Uncoupling of Autotrophy and Heterotrophy: Effects of the Deepwater Horizon Oil Spill on Microbial Food Webs
Funded by the Florida Institute of Oceanography
PI: Wade H. Jeffrey
Oil and its constituents are primarily degraded by native microorganisms with abiotic processes being less important. Oil provides a high amount of organic material available to support bacterioplankton growth, the specific source of carbon, however may select for specific groups of bacterioplankton – shifting the microbial community structure which may alter other biogeochemical cycles as well. The project addresses Category 2 – conduct baseline studies and impact assessments to provide the basis for long term monitoring. Specifically, this study will provide baseline studies on microbiological and geochemical processes governing the degradation of oil and affected by oil and its constituents in pristine and oil-contaminated Gulf of Mexico near shore environments. Phytoplankton and bacterioplankton are the base of marine food webs; phytoplankton fix inorganic carbon to organic carbon and bacterioplankton are responsible for cycling significant (often 50% or more) of the organic carbon through the microbial loop. Changes in this dynamic have the potential to disrupt microbial biogeochemical cycles and significantly alter microbial food webs with potential cascading effects through higher trophic levels. Common bioremediation strategies often include the addition of inorganic nitrogen and phosphate.

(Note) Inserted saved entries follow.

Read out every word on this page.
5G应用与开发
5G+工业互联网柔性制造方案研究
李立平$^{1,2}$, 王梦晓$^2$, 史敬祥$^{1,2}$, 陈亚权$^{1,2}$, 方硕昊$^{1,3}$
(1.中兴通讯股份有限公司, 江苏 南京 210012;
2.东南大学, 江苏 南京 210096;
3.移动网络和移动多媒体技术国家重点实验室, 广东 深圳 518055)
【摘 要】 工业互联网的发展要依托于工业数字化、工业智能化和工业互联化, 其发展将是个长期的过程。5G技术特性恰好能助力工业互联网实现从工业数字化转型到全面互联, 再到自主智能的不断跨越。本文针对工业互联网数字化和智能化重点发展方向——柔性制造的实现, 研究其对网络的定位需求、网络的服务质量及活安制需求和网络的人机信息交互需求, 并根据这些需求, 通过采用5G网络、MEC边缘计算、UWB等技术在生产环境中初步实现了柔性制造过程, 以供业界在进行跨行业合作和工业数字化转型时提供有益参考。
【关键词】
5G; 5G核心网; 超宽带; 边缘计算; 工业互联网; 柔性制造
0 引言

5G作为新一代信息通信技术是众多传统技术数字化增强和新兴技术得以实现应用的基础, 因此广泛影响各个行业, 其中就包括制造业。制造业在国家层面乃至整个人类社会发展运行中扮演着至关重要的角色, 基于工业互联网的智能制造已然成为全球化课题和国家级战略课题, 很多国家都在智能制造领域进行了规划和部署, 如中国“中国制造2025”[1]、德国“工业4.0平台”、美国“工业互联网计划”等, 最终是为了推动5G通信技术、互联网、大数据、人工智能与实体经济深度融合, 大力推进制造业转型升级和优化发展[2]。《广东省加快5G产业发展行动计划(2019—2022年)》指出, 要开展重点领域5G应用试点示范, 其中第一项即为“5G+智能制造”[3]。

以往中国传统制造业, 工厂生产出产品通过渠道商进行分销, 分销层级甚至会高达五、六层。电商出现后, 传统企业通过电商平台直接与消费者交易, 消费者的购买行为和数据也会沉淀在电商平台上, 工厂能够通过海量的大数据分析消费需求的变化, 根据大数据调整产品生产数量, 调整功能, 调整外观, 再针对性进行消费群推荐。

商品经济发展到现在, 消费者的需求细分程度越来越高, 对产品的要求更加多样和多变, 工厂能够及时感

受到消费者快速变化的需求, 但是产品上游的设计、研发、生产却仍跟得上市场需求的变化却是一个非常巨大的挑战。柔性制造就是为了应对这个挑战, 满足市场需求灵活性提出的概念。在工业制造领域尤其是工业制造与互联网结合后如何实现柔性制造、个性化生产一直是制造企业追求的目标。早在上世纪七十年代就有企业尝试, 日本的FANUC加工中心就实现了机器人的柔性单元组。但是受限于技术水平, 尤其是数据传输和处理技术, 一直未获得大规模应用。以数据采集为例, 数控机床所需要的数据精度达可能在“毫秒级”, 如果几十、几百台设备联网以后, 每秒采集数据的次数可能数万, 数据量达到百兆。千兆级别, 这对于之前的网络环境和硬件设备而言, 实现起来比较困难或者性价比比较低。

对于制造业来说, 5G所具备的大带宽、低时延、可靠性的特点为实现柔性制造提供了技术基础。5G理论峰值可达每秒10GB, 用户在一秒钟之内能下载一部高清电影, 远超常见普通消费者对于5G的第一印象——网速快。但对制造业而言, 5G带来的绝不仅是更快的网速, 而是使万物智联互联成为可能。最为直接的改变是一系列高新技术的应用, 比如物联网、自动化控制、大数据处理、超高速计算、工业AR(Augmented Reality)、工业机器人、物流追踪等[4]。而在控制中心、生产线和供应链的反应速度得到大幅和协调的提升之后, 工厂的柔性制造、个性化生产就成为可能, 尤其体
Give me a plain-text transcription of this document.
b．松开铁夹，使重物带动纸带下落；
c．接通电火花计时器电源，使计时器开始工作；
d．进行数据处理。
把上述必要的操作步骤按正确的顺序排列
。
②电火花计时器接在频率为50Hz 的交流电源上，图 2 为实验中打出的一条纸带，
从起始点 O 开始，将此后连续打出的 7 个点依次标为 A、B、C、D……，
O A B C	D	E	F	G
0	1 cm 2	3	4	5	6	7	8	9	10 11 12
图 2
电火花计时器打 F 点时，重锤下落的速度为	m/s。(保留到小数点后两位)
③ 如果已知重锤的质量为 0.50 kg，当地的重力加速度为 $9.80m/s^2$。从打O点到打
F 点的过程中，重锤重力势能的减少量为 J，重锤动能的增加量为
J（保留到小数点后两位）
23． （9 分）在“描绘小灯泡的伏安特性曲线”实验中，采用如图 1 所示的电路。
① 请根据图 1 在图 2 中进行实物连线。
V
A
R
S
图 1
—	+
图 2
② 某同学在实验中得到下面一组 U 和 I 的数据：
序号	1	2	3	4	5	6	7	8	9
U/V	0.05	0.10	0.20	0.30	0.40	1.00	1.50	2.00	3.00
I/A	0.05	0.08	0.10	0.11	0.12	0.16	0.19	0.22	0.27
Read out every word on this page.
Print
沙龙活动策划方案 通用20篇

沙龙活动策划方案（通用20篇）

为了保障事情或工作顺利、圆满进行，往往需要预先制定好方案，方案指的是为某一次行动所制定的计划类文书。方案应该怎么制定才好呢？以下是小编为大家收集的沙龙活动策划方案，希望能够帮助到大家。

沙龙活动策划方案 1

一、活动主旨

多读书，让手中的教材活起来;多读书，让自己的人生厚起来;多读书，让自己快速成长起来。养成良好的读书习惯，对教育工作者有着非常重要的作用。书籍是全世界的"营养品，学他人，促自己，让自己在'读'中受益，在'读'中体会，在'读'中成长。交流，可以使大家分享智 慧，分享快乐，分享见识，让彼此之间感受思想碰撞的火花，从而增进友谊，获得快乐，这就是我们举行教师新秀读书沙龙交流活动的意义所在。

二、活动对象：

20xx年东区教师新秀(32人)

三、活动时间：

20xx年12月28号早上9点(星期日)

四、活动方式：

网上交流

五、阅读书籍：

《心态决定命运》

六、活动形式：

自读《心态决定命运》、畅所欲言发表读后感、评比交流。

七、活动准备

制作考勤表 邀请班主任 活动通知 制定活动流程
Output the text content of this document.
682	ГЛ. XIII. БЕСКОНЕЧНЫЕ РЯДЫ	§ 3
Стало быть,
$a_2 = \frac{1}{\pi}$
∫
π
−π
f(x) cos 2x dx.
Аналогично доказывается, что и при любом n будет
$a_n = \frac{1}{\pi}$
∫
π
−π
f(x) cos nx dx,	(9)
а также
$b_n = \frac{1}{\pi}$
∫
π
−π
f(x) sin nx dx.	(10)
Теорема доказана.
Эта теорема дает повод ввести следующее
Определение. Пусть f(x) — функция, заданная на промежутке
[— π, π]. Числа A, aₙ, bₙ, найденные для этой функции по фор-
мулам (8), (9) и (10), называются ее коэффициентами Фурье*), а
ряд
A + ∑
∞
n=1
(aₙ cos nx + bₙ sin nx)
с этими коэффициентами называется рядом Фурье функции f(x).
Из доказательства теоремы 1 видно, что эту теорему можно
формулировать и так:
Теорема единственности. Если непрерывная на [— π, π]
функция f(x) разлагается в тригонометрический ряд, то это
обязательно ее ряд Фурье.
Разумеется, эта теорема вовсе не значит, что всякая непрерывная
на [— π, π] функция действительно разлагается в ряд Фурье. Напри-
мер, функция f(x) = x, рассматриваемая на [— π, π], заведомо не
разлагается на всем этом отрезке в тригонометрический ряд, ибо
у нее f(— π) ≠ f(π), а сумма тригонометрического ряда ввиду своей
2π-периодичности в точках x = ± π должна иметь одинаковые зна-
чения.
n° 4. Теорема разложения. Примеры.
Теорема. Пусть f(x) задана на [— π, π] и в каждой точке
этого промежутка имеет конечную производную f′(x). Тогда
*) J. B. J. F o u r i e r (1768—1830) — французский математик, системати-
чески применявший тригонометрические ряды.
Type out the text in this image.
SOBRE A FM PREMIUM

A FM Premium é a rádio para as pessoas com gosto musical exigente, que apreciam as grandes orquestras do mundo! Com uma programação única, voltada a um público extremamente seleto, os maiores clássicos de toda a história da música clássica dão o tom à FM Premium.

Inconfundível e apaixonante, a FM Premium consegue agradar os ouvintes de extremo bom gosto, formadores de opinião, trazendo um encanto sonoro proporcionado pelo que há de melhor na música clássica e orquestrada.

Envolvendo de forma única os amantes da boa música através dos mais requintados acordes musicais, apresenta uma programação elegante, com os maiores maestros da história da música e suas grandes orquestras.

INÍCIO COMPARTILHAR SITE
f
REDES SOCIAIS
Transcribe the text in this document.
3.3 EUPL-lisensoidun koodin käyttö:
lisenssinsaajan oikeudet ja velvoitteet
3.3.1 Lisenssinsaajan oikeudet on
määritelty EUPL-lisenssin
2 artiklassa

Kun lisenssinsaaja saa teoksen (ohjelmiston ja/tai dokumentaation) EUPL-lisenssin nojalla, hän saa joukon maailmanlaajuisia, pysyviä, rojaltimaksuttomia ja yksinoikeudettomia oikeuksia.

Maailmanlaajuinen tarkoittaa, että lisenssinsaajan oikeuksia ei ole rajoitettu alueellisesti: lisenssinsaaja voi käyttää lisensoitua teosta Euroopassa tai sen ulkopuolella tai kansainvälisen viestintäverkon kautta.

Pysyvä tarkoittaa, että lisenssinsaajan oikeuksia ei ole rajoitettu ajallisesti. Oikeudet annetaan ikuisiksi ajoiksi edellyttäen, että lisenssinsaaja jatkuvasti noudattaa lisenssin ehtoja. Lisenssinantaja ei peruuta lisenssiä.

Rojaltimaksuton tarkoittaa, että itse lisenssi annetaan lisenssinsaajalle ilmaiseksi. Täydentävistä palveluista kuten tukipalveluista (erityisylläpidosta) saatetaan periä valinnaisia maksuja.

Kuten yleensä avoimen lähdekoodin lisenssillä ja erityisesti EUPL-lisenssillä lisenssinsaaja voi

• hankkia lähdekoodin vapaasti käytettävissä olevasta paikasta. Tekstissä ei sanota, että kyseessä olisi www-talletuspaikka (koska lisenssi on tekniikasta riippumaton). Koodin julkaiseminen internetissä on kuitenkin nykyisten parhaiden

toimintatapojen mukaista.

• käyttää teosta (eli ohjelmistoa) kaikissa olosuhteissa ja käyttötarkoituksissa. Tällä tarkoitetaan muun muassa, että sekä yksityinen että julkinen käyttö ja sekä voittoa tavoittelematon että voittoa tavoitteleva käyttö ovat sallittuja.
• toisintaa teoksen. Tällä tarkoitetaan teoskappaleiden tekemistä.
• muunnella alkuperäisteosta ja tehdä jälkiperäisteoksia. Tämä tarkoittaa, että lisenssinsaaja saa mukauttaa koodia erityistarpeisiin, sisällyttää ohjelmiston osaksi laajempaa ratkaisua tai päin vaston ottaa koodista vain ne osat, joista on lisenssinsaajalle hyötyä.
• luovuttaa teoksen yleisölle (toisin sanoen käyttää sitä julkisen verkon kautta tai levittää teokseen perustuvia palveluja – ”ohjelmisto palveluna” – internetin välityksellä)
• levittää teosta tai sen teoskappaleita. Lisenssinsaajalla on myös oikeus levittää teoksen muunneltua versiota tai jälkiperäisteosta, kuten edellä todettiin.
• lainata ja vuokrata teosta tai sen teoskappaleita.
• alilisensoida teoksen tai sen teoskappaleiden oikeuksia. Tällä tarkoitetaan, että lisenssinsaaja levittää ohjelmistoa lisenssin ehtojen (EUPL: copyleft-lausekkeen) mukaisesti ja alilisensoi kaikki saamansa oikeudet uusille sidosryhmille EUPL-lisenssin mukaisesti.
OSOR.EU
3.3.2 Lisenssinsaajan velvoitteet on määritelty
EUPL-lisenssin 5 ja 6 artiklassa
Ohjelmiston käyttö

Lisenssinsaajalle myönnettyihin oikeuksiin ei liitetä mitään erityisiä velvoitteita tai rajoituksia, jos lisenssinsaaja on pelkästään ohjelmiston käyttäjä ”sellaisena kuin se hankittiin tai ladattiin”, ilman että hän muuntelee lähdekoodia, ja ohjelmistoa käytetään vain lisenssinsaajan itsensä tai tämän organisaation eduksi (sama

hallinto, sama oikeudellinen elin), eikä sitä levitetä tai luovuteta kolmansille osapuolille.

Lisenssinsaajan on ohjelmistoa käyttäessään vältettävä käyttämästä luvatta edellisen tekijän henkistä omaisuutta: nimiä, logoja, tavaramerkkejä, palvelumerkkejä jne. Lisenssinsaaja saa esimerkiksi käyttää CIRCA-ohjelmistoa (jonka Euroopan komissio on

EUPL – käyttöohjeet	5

How do increases in carbon (oil) and N & P (from bioremediation nutrient additions) change trophic interactions and dynamics? Is the growth of the organisms responding to oil controlled by bottom up (nutrients) or top down (grazing & viruses) forces? Elevated concentrations of oil in the Gulf of Mexico system presents a huge reservoir of nutrients that will likely have ancillary effects on the entire microbial cycling in affected systems.
This project represents a collaborative effort between the University of West Florida and Florida A& M University. Research areas include Pensacola Beach, near the University of West Florida and a site already contaminated by oil, as well as Apalachicola (currently uncontaminated) and Grand Bay, MS (contaminated). All three sites have been sampled extensively prior to the spill. Immediate sampling needs to be done in uncontaminated waters in the Gulf of Mexico to establish baseline trophic interactions. These initial assays will be followed by sampling in contaminated waters as well as via experimental manipulation by adding oil and inorganic nutrients to samples to monitor changes in microbial community foodwebs (i.e. phytoplankton and bacterioplankton interactions) and community structure and dynamics in response to oil spill components. Research proposed herein will enhance our ability to better understand the biogeochemical effects and ultimately the ecological response to the Deepwater Horizon disaster.